I completed this game originally on Switch this year. I had to get it on PC as well because it is exceptional. I love puzzle games. More specifically, I love first person puzzle games. Even more specifically, I love sci-fi first person puzzle games. The Spectrum Retreat is up there with The Witness, The Turing Test, The Talos Principle, and Q.U.B.E. and you should totally buy it if you like any of those games. Sure, the whole untrustworthy narrator and "are you being lied to or not?" story hook is as old as dirt at this point, but this game is great regardless. The puzzle mechanics are excellent. It's amazing all the clever puzzles that the devs came up with using only color absorption and diffusion. I am biased because this game does everything I like games to do, but beyond that, it is actually a really solid first person puzzler.

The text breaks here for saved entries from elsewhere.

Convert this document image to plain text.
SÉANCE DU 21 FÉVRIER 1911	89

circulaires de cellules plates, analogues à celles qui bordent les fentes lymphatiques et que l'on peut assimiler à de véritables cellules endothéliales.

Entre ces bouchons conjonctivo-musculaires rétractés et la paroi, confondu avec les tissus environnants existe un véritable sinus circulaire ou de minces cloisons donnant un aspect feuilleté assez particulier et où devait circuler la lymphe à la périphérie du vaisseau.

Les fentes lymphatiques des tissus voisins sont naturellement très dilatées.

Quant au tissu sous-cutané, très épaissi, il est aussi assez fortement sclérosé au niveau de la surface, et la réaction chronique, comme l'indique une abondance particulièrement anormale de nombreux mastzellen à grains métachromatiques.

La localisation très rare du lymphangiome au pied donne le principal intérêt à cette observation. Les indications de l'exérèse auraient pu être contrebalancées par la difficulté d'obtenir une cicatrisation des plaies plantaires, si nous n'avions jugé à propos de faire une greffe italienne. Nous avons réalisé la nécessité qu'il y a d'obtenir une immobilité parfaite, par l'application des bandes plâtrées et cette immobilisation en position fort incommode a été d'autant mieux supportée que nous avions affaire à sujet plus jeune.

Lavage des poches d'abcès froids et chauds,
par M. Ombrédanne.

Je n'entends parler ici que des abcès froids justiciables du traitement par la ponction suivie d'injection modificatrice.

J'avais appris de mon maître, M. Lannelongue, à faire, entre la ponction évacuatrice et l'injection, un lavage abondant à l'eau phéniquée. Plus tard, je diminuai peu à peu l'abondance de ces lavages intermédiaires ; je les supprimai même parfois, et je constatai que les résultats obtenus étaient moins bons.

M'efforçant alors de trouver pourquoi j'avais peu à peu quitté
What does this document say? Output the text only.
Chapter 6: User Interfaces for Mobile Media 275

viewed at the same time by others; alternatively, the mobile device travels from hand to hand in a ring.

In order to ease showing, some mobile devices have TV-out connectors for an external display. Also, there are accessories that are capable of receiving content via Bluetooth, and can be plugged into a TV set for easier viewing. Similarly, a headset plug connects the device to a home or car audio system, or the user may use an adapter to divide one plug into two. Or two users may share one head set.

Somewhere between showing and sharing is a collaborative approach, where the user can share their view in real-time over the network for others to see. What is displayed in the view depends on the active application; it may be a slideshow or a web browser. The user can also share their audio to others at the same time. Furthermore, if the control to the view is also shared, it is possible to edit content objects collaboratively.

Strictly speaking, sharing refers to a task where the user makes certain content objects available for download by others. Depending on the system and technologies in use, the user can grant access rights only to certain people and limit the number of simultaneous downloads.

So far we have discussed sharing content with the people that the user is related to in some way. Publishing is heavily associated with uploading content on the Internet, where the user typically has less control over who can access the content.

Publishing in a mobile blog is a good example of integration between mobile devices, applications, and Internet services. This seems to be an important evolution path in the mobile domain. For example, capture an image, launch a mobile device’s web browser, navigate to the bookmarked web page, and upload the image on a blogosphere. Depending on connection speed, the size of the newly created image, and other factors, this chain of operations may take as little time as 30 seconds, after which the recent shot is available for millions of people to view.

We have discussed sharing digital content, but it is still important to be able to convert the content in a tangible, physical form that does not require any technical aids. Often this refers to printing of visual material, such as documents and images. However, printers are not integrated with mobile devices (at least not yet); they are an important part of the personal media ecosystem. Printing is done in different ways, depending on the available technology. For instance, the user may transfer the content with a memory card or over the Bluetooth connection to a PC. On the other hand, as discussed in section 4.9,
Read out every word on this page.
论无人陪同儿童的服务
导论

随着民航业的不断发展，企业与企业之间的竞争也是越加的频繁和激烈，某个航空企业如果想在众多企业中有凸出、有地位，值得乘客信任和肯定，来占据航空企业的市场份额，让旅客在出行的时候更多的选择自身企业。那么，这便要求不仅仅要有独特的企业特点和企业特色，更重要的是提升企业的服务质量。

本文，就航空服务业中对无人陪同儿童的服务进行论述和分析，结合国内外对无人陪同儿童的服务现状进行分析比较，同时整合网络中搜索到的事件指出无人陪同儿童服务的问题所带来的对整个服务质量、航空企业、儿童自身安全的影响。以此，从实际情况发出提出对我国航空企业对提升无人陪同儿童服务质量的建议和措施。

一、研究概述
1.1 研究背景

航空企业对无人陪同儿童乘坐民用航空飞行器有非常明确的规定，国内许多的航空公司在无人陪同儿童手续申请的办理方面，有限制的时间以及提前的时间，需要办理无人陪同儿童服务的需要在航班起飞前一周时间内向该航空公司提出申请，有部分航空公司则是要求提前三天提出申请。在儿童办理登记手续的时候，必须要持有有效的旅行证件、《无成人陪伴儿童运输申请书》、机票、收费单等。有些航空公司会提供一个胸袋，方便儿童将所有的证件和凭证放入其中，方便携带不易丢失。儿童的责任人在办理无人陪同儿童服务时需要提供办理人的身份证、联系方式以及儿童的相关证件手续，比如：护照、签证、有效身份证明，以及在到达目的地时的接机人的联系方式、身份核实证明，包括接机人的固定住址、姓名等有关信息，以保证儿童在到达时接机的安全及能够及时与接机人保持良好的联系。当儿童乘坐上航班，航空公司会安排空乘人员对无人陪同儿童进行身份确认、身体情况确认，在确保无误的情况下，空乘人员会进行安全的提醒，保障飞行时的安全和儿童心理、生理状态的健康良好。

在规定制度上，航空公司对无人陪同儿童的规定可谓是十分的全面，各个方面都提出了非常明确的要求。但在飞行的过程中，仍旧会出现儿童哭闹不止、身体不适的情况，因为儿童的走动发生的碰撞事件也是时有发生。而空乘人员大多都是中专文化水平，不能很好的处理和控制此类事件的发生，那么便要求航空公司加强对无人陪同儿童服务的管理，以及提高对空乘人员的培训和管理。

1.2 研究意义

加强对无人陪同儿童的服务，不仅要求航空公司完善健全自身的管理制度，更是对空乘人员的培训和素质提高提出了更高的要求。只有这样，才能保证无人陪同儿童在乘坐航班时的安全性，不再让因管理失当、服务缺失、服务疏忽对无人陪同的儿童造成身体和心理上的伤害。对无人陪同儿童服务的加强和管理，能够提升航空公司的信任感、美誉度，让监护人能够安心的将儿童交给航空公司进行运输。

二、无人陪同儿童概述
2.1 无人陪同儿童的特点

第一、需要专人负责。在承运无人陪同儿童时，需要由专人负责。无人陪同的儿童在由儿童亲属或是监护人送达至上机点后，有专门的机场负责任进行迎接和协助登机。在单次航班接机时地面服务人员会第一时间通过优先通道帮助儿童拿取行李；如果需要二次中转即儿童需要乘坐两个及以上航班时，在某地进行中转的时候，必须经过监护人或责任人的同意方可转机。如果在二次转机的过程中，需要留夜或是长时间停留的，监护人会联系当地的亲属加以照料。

Update after completing the game: This PC playthrough took me 3.8 hours, but this is the second time I've played this game in less than a year. I still love this game, but I will be more honest, now that I've completed it a second time. Honestly, I understand the criticism about there being no sprint button. When you first realize all the walking you'll be doing, you will curse the dev's decision to not include a sprint button. Eventually you get used to it and the core of the game (doing the puzzles) really does not require a sprint button at all. Now, regarding the parts where you are NOT doing puzzles. Yes, they are repetitive, but they tell an interesting and very emotional story. The repetitiveness is, however, baked into the story. You're in a simulation (this becomes clear very early on) and your guide tells you that in order to keep it all going, you have to "repeat the cycle." It's very interesting and clever, but I get why people say it's repetitive. And the final "floor" (Floor 5) is absolutely amazing. HOWEVER, you can fall to your death and have to restart the ENTIRE PUZZLE which is purposely a very long puzzle. In this playthrough I fell once and had to start over and it's just kind of lame that it's such an obnoxious penalty. Still, overall, TSR is a fantastic game.